Lastly, while many recoil from the label 'disease,' if that label is accepted and understood fully it implies that transgender individuals are justified in their demand for adequate surgical and medical therapy (as conversion therapy is no more effective in GID than it is in homosexuality.) Moreover, this label also implies that the further demand for equality, respect, and acceptance from society is not only justified by the human rights argument, but also by the argument that all people have a right medical care. If part of the appropriate treatment for individuals with the transgender phenotype is changing their environment so that dysphoria no longer results from the interaction between their phenotype and society, then it is morally imperative to change society to promote that necessary acceptance.
Article 25 of the Universal Declaration of Human Rights states: “Everyone has the right to a standard of living adequate for the health and well-being of himself and of his family, including... medical care and necessary social services.”
Transgender individuals certainly engender discomfort in some members of society. Acceptance of transgender individuals' rights to personal health, and thus if transgenderism/GID is a disease in our society, acceptance of their right to self-determine gender identity and expression may cause confusion, discomfort, and even anger in some. However, while we recognize the existence of certain fundamental human rights and freedoms, the right to be comfortable has never been among them. Just as the extreme discomfort felt by whites in the pre-civil rights south at sharing public accommodations with persons of color was not a justification for continuing to deprive persons of color of their basic human rights and dignity, so the discomfort of many in our society is not and never has been a morally sound justification to deny transgendered individuals their basic human rights and dignity.

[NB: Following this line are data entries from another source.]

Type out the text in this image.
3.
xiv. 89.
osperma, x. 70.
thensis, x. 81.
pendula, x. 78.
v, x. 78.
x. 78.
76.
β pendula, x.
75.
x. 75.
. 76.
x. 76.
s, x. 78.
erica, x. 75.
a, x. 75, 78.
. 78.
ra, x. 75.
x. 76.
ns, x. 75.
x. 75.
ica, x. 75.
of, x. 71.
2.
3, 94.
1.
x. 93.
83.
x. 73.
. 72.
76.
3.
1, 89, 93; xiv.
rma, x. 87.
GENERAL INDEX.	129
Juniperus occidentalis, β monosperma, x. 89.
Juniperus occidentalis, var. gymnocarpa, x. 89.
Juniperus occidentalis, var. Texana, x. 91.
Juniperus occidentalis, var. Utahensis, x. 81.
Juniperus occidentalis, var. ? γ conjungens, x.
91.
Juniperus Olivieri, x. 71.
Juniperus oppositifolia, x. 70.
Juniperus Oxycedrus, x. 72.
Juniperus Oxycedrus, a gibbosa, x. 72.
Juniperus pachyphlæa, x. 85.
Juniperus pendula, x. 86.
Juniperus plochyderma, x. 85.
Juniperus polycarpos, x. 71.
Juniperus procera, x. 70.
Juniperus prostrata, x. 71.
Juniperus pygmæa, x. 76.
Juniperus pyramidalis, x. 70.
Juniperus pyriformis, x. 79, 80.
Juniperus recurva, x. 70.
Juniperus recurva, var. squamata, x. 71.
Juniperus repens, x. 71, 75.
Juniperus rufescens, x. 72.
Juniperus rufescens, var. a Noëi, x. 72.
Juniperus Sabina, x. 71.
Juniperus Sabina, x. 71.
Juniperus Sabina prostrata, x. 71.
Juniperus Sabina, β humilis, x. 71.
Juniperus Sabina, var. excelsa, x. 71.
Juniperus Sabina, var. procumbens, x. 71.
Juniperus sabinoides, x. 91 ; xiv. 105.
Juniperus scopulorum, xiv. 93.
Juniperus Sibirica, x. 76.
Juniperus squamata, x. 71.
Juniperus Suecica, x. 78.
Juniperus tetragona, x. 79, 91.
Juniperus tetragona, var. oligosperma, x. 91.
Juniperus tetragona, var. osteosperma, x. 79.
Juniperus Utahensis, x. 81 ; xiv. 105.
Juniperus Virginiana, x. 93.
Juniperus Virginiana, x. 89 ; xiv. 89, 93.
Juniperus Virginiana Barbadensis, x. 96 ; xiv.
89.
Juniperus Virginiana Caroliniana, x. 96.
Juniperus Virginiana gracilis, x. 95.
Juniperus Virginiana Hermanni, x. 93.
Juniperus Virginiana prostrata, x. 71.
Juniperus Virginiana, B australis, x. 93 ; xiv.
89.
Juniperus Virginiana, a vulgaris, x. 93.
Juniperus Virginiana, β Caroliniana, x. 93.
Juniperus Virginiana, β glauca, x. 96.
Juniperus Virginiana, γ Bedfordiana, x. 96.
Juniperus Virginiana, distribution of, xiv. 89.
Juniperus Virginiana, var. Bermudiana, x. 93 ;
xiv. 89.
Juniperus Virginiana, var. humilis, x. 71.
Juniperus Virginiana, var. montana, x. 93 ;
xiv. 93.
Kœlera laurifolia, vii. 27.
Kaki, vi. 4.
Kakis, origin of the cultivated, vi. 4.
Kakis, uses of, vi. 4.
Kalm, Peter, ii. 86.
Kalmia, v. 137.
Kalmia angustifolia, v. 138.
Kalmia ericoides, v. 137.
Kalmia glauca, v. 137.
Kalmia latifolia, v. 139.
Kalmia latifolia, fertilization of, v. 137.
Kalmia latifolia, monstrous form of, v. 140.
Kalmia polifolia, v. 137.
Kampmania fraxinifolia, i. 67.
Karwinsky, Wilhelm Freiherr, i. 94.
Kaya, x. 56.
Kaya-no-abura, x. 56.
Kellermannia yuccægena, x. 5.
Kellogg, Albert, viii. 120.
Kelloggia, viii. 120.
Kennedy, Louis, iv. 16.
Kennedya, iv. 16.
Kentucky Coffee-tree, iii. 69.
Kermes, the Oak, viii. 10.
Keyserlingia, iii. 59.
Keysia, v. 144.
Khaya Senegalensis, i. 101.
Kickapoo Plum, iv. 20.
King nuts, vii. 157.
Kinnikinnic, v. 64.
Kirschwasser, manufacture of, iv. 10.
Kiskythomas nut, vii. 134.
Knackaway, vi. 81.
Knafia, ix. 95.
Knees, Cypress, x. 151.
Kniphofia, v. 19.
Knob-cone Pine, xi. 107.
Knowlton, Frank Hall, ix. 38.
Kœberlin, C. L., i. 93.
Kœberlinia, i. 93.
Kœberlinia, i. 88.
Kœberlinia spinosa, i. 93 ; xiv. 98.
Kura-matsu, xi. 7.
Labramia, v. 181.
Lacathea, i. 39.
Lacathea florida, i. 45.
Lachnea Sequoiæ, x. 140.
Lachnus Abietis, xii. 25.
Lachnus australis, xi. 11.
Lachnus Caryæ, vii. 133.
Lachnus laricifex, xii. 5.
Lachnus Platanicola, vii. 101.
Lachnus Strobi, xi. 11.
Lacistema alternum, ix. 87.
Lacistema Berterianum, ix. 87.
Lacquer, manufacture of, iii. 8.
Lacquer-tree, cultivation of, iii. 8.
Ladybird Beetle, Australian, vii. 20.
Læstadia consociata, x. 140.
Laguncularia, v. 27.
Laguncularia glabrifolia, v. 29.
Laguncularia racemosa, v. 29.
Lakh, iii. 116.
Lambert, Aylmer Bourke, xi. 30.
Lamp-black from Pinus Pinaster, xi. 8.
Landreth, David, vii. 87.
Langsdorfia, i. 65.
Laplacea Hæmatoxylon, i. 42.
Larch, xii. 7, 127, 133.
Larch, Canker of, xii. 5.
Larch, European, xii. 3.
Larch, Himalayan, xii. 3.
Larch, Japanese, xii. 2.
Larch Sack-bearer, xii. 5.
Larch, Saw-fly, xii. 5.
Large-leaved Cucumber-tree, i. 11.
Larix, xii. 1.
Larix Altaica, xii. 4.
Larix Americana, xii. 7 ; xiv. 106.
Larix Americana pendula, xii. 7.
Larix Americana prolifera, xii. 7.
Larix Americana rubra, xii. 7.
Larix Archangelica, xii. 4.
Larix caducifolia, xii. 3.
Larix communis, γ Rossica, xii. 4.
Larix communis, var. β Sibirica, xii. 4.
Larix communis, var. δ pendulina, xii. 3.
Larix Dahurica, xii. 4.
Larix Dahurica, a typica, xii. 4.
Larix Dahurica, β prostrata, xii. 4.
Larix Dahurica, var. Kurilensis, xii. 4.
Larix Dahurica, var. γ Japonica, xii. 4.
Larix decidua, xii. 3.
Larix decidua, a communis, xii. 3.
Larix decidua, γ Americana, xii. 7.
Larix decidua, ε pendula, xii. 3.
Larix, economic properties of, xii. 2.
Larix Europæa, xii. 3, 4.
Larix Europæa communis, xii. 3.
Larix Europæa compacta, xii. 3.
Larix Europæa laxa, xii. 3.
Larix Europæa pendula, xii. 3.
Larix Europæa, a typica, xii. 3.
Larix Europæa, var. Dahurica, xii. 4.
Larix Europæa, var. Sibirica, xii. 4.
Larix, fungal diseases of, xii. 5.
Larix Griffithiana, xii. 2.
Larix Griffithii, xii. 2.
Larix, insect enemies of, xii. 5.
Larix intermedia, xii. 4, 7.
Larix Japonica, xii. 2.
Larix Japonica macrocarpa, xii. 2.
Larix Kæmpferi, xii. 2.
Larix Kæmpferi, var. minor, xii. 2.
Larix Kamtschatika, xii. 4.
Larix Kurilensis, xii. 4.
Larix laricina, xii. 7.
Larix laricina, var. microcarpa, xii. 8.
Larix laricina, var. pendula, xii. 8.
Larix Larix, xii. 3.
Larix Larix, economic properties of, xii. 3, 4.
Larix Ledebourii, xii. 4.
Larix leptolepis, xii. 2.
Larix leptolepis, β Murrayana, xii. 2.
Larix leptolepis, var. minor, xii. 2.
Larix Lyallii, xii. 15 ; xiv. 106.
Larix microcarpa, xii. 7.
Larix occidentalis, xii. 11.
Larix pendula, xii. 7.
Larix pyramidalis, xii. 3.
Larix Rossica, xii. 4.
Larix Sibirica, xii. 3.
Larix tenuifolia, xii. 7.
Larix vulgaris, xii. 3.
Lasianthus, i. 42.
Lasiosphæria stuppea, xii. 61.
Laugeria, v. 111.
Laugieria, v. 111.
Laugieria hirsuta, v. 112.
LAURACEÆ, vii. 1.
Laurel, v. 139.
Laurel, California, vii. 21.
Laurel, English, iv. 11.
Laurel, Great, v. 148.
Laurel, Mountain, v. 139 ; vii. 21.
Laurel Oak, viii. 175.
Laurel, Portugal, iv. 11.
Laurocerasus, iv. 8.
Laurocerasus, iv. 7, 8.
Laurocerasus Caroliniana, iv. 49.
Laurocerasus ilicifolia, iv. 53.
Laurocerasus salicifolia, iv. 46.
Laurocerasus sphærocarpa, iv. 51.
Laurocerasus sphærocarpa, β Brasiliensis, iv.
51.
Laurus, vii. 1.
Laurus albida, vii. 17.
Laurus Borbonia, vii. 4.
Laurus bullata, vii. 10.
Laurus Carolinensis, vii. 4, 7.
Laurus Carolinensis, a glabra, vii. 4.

Far from justifying the stigmatization of transgender individuals as immoral, unnatural, and intrinsically disordered, the label 'disease' does the exact opposite. It recognizes that transgender people experience sometimes extreme distress and pain in our society that drives some to suicide. It recognizes that NO ONE deserves to endure such pain if it is ameliorable by treatments of either the individual or society. It recognizes that not only is it the right of a transgender person to receive adequate medical and surgical care to provide reassignment of physical sex, but that it is the right of such individuals to live in a society that accepts them and thus does not cause the dysphoria that engenders their suffering.
NIDDM is a disease characterized by the body's global resistance to the uptake of glucose in response to insulin released by the pancreas. It is marked by a persistent elevations in blood sugar that causes multi-organ impairment predominantly by damaging nerves and blood vessels. Before modern times, NIDDM essentially did not exist as we know it. This is because individuals who are prone genetically to develop NIDDM will not do so unless they are exposed to an environment with a persistent surfeit of calories and a relative paucity of exercise. This 'thrifty phenotype' will consistently preserve energy for future times when energy may be scarce. While this was a survival benefit in the past, in a society where times of starvation are virtually non-existent, such a phenotype will result in the disease NIDDM.
Universal Declaration of Human Rights. United Nations General Assembly resolution 217 A (III) of 10 December 1948.